Конечно, только что-то совершенно необыкновенное могло произвести сенсацию в таком свободном обществе. Свобода пира была почти безгранична, но, судя по всему, этому новому лицу удалось нарушить даже такие свободные границы. В сердце беспечного человека есть струны, которые нельзя безнаказанно трогать. Для самых испорченных людей, играющих и жизнью, и смертью, существуют вещи, которыми они не могут поступиться. Все общество, по-видимому, почувствовало неприличие и неделикатность поведения и костюма незнакомца. Это была высокая костлявая фигура, завернутая с головы до ног в саван. Маска на лице гостя необыкновенно искусно передавала черты разлагающегося трупа. Присутствовавшие, вероятно, извинили бы глупую шутку, если бы маска не изображала Красную Смерть. Саван был запачкан кровью, красные пятна покрывали широкий лоб и щеки.
Когда принц Просперо заметил маску, тихо и торжественно проходившую среди танцующих, он вздрогнул от ужаса и отвращения, но потом вспыхнул от злости.
– Кто это? – крикнул он хриплым голосом царедворцам, окружавшим его. – Кто осмелился оскорблять нас такой святотатственной насмешкой? Схватите его и снимите маску, чтобы знать, кого мы повесим с восходом солнца!
Сцена происходила в западной комнате – голубой. Слова принца громко и ясно прозвучали во всех семи залах. Музыка смолкла. Принц стоял в голубой зале, окруженный побледневшими царедворцами. Вначале призрак медленным и торжественным шагом приблизился к принцу. Эта безумная смелость навела панический страх на все общество, никто не решался схватить незнакомца. Затем, заставляя толпу расступаться перед собой, маска из голубой залы перешла в пурпурную, потом в зеленую и проследовала далее. Никто не осмеливался задержать ее. Но тут принц Просперо бросился через все шесть залов за маской, и вновь никто не отважился последовать за ним. Принц махал обнаженным кинжалом, спеша за удалявшимся от него призраком, но призрак, дойдя до черной залы, остановился и повернулся лицом к преследователю. Раздался пронзительный крик, кинжал, сверкнув, выскользнул на черный ковер, и принц Просперо упал замертво.

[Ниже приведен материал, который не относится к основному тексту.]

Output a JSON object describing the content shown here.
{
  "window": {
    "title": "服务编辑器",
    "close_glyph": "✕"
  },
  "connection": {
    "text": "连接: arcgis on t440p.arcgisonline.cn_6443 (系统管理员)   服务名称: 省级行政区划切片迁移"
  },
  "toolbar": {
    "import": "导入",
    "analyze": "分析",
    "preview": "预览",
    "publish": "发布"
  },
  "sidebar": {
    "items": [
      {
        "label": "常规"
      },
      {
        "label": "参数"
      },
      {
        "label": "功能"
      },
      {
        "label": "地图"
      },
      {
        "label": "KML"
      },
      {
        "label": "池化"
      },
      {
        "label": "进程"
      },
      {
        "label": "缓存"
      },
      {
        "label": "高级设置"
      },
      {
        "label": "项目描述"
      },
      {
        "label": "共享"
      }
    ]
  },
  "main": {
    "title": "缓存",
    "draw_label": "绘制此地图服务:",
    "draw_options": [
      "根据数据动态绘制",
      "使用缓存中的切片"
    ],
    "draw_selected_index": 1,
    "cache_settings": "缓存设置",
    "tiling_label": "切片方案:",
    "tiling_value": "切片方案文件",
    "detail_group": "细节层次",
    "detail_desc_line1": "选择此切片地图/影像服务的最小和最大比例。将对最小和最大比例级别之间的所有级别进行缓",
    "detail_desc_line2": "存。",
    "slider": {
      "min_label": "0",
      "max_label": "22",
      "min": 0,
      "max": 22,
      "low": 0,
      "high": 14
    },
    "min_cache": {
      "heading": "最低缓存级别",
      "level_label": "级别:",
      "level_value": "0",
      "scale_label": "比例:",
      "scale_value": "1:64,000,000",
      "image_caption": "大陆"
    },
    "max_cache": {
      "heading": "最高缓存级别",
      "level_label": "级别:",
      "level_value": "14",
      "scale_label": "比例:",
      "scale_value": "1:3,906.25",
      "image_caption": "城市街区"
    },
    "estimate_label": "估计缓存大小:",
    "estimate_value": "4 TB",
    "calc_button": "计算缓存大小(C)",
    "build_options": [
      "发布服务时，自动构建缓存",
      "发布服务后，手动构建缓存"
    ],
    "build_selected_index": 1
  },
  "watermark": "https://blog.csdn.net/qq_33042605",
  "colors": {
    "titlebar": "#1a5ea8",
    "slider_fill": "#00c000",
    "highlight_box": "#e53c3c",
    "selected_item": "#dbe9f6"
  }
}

Толпа бросилась в черную комнату и схватила незнакомца, стоявшего прямо и неподвижно в тени черных часов. Но ужас овладел всеми – под саваном не оказалось осязаемого тела. Все поняли, что это была Красная Смерть. И все пирующие упали, и все умерли в том самом положении, в котором Смерть застигла их.
Жизнь черных часов прекратилась вместе с жизнью последнего из пирующих. И пламя треножников потухло, и мрак, и разорение, и Красная Смерть распространили на все свою безграничную власть.